Write the following first-order differential equations in standard form. $$ y^{\prime}+3 y-\ln x=0 $$

Short answer

The equation in standard form is \( y' + 3y = \ln x \).

Step-by-step solution

Identify the Given Equation

The exercise provides us with the first-order differential equation: \( y' + 3y - \ln x = 0 \). Our objective is to determine if it is already in the standard form or convert it if necessary.

Determine the Standard Form

The standard form for a linear first-order differential equation is \( y' + P(x)y = Q(x) \). In this form, \( y' \) is isolated, and the equation is structured with \( P(x) \) being a function of \( x \) that multiplies \( y \), and \( Q(x) \) being a function of \( x \) on the other side of the equation.

Rearrange the Equation into Standard Form

The given equation is \( y' + 3y - \ln x = 0 \). We can rearrange it to fit the standard form by moving \( \ln x \) to the other side. This yields \( y' + 3y = \ln x \), which now matches our desired structure \( y' + P(x)y = Q(x) \) where \( P(x) = 3 \) and \( Q(x) = \ln x \).

Key concepts

Linear Differential Equations

Linear differential equations are a specific type of differential equations that form the backbone of many scientific and engineering problems.

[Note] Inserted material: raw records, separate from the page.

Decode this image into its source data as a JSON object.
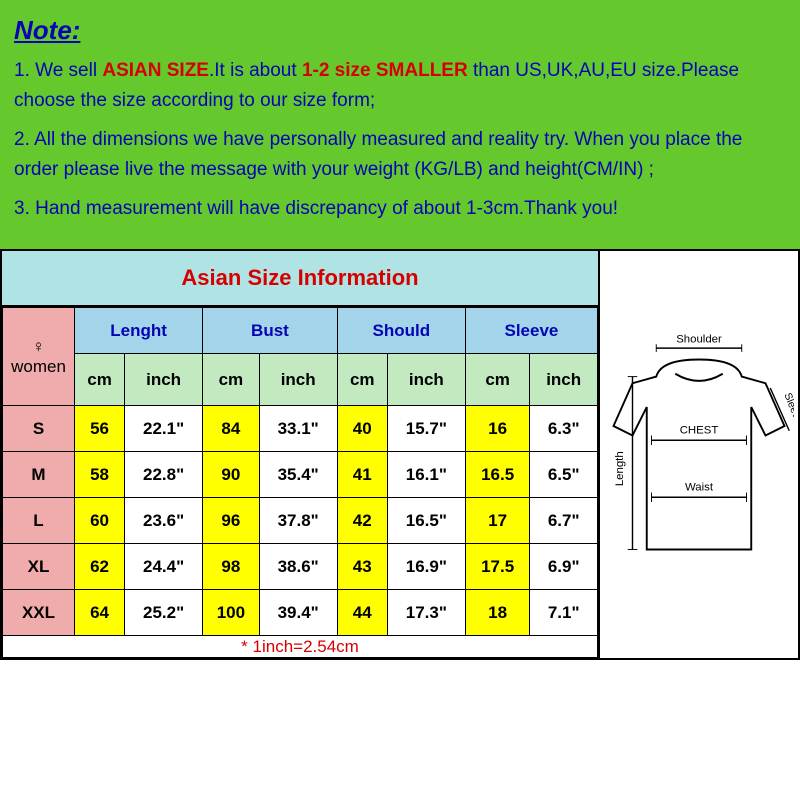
{
  "note": {
    "title": "Note:",
    "p1_a": "1.  We sell ",
    "p1_b": "ASIAN SIZE",
    "p1_c": ".It is about ",
    "p1_d": "1-2 size SMALLER",
    "p1_e": " than US,UK,AU,EU size.Please choose the size according to our size form;",
    "p2": "2.  All the dimensions we have personally measured and reality try. When you place the order please live the message with your weight (KG/LB) and height(CM/IN) ;",
    "p3": "3.  Hand measurement will have discrepancy of about 1-3cm.Thank you!"
  },
  "header": {
    "title": "Asian Size Information"
  },
  "table": {
    "row_label_symbol": "♀",
    "row_label": "women",
    "groups": [
      "Lenght",
      "Bust",
      "Should",
      "Sleeve"
    ],
    "units": [
      "cm",
      "inch",
      "cm",
      "inch",
      "cm",
      "inch",
      "cm",
      "inch"
    ],
    "rows": [
      {
        "size": "S",
        "cells": [
          "56",
          "22.1\"",
          "84",
          "33.1\"",
          "40",
          "15.7\"",
          "16",
          "6.3\""
        ]
      },
      {
        "size": "M",
        "cells": [
          "58",
          "22.8\"",
          "90",
          "35.4\"",
          "41",
          "16.1\"",
          "16.5",
          "6.5\""
        ]
      },
      {
        "size": "L",
        "cells": [
          "60",
          "23.6\"",
          "96",
          "37.8\"",
          "42",
          "16.5\"",
          "17",
          "6.7\""
        ]
      },
      {
        "size": "XL",
        "cells": [
          "62",
          "24.4\"",
          "98",
          "38.6\"",
          "43",
          "16.9\"",
          "17.5",
          "6.9\""
        ]
      },
      {
        "size": "XXL",
        "cells": [
          "64",
          "25.2\"",
          "100",
          "39.4\"",
          "44",
          "17.3\"",
          "18",
          "7.1\""
        ]
      }
    ],
    "footnote": "* 1inch=2.54cm"
  },
  "diagram": {
    "labels": {
      "shoulder": "Shoulder",
      "chest": "CHEST",
      "waist": "Waist",
      "length": "Length",
      "sleeves": "Sleeves"
    }
  },
  "colors": {
    "note_bg": "#65c82d",
    "blue_text": "#0404b5",
    "red_text": "#d60000",
    "title_bg": "#b0e4e4",
    "group_bg": "#a3d4ea",
    "unit_bg": "#c3e9c1",
    "size_bg": "#f0acac",
    "cm_bg": "#ffff00"
  }
}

They feature the unknown function and its derivatives, and the equation is linear in the unknown function and its derivatives.
Linear refers to the idea that the equation can be written in such a way that no powers or products of the unknown function and its derivatives appear in the equation. This leads to a structure that can often be solved more straightforwardly.
A key characteristic of these equations is their order, which is determined by the highest derivative present. First-order linear differential equations are a common type, meaning they involve only the first derivative of the unknown function.
In general, a linear differential equation can be expressed in the form \( a_n(x) y^{(n)} + a_{n-1}(x) y^{(n-1)} + ... + a_1(x) y' + a_0(x) y = g(x) \), but for first-order, this simplifies considerably.

• An example of a first-order linear differential equation is \( y' + a(x)y = g(x) \).

Understanding the linear nature of these equations helps in applying techniques that leverage this simplicity to find solutions.

Standard Form

The standard form of a first-order linear differential equation makes it organized and easier to identify key parts of the equation. It is described by the formula \( y' + P(x) y = Q(x) \).
Rewriting an equation to this form aligns with solving practices and allows for a straightforward recognition of what is changing in the equation. Importantly, this form helps to identify the coefficient functions directly.
Let's break down the components of the standard form:

• \( y' \): The derivative of the function \( y \), indicating the rate of change.
• \( P(x) \): A function of \( x \) that is multiplied by \( y \), serving as a linear coefficient. In many text problems, \( P(x) \) is often a constant or a simple function of \( x \).
• \( Q(x) \): Another function of \( x \), found on the right side of the equation. It is not multiplied by \( y \) or its derivatives, representing the independent variation.

By organizing equations in this way, solving techniques such as the integrating factor method become far easier to implement, greatly simplifying the process of finding solutions.

Differential Equations Solution

Finding the solution to a differential equation means identifying the function that satisfies the equation for all points in the domain. For linear first-order differential equations, this usually involves the integration of functions.
When dealing with the standard form \( y' + P(x)y = Q(x) \), one common method for finding solutions is using an integrating factor. This factor allows the differential equation to be written in a way that enables straightforward integration.
Here is how the process generally works:

• Calculate the integrating factor, \( \mu(x) = e^{\int P(x) \, dx} \).
• Multiply the entire differential equation by this integrating factor.
• The left side of the equation becomes the derivative of a product, \( y \mu(x) \), allowing us to integrate both sides easily.
• Solve for \( y(x) \) by performing the integrations and simplifying.

The beauty of this method lies in transforming a potentially complex equation into one that integrates neatly, leading to a general solution that can explain a wide variety of phenomena in mathematical modeling and real-world applications.